For compactness, I will use SAS/IML software to compute the integer value for each base 26 representation. You could use the DATA step, if you prefer. The SAS/IML language supports a little-known feature (the MATTRIB statement) that enables you to index a matrix by using a string instead of an integer. This enables you to put the decimal numbers 0-25 into an array and index them according to the corresponding base 26 characters. This feature is demonstrated in the following example:
proc iml; n = 0:25; /* decimal values */ L = "A":"Z"; /* base 26 symbols */ mattrib n[colname=L]; /* enable indexing n by the letters A-Z */ C = n["C"]; A = n["A"]; T = n["T"]; print C A T; D = n["D"]; O = n["O"]; G = n["G"]; print D O G; |
The output shows that an expression like n['D'] results in the numerical value of the symbol 'D'. For any base 26 string, you can use the SUBSTR function to extract each character in the string. You can use the MATTRIB trick to find the corresponding base 10 value.
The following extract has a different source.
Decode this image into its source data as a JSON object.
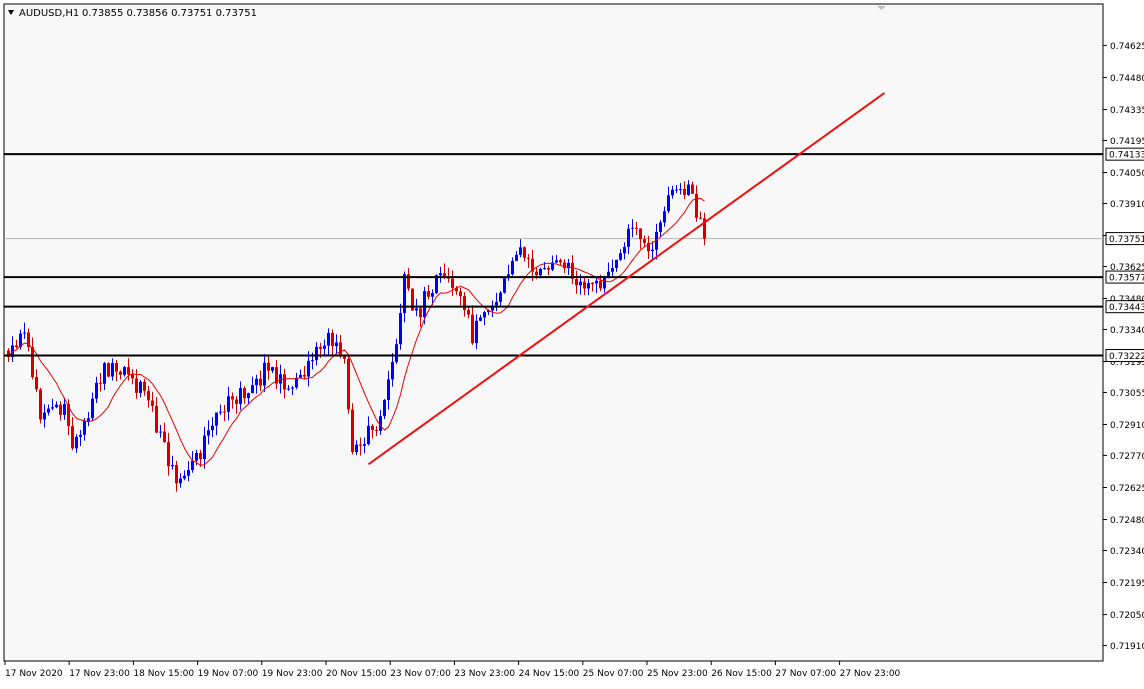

You can use the position of each character and the definition of base 26 to find the integer represented by each string:
/* convert base 26 strings to integers */ str = {"AAA" "AAZ" "ABC" "ZZZ" "XYZ" "THE" "CAT" "AND" "RAT" "BIT" "THE" "DOG"}`; Decimal = j(nrow(str),1); do j = 1 to nrow(str); s = str[j]; /* get the j_th string */ k = length(s); /* how many characters? */ x = 0; do i = 0 to k-1; /* for each character in the string */ c = substr(s, k-i, 1); /* extract the character at position k-i */ x = x + n[c]*26**i; /* use n[c] as the coefficient in the base 26 representation */ end; Decimal[j] = x; /* save the integer value for the j_th string */ end; print str[L="Base 26"] Decimal; |
The output shows the base 10 representation for a set of three-digit base 26 strings. These are the values that I used in the first part of this article. (NOTE: You can vectorize this program and eliminate the inner loop! I leave that as an exercise.)
Summary
This article shows a fun fact: You can use base 26 to associate an integer to every string of English characters. In base 26, the string 'CAT' is associated with 2398 (base 10) and the string 'DOG' is associated with the number 1371 (base 10). This article uses three-digit character strings to demonstrate the method, but the algorithms apply to character strings that contain an arbitrary number of characters.
2 Comments
Rick,
It looks like a encryption tool .
In data step ,there are function RANK() and BYTE() could replace your "valueList ". Like this :
substr(ID,&maxCoef-k,1) = values[c[k]+1];
--->
substr(ID,&maxCoef-k,1) = byte(rank('A')+c[k]);
Thanks for the suggestion. Yes, I suppose you could use base 26 as a substitution cipher where the base 26 strings are the plaintext and the integers are the ciphertext.
I have incorporated your suggestion to use RANK and BYTE in a follow-up article: "Generate random ID values for subjects in SAS."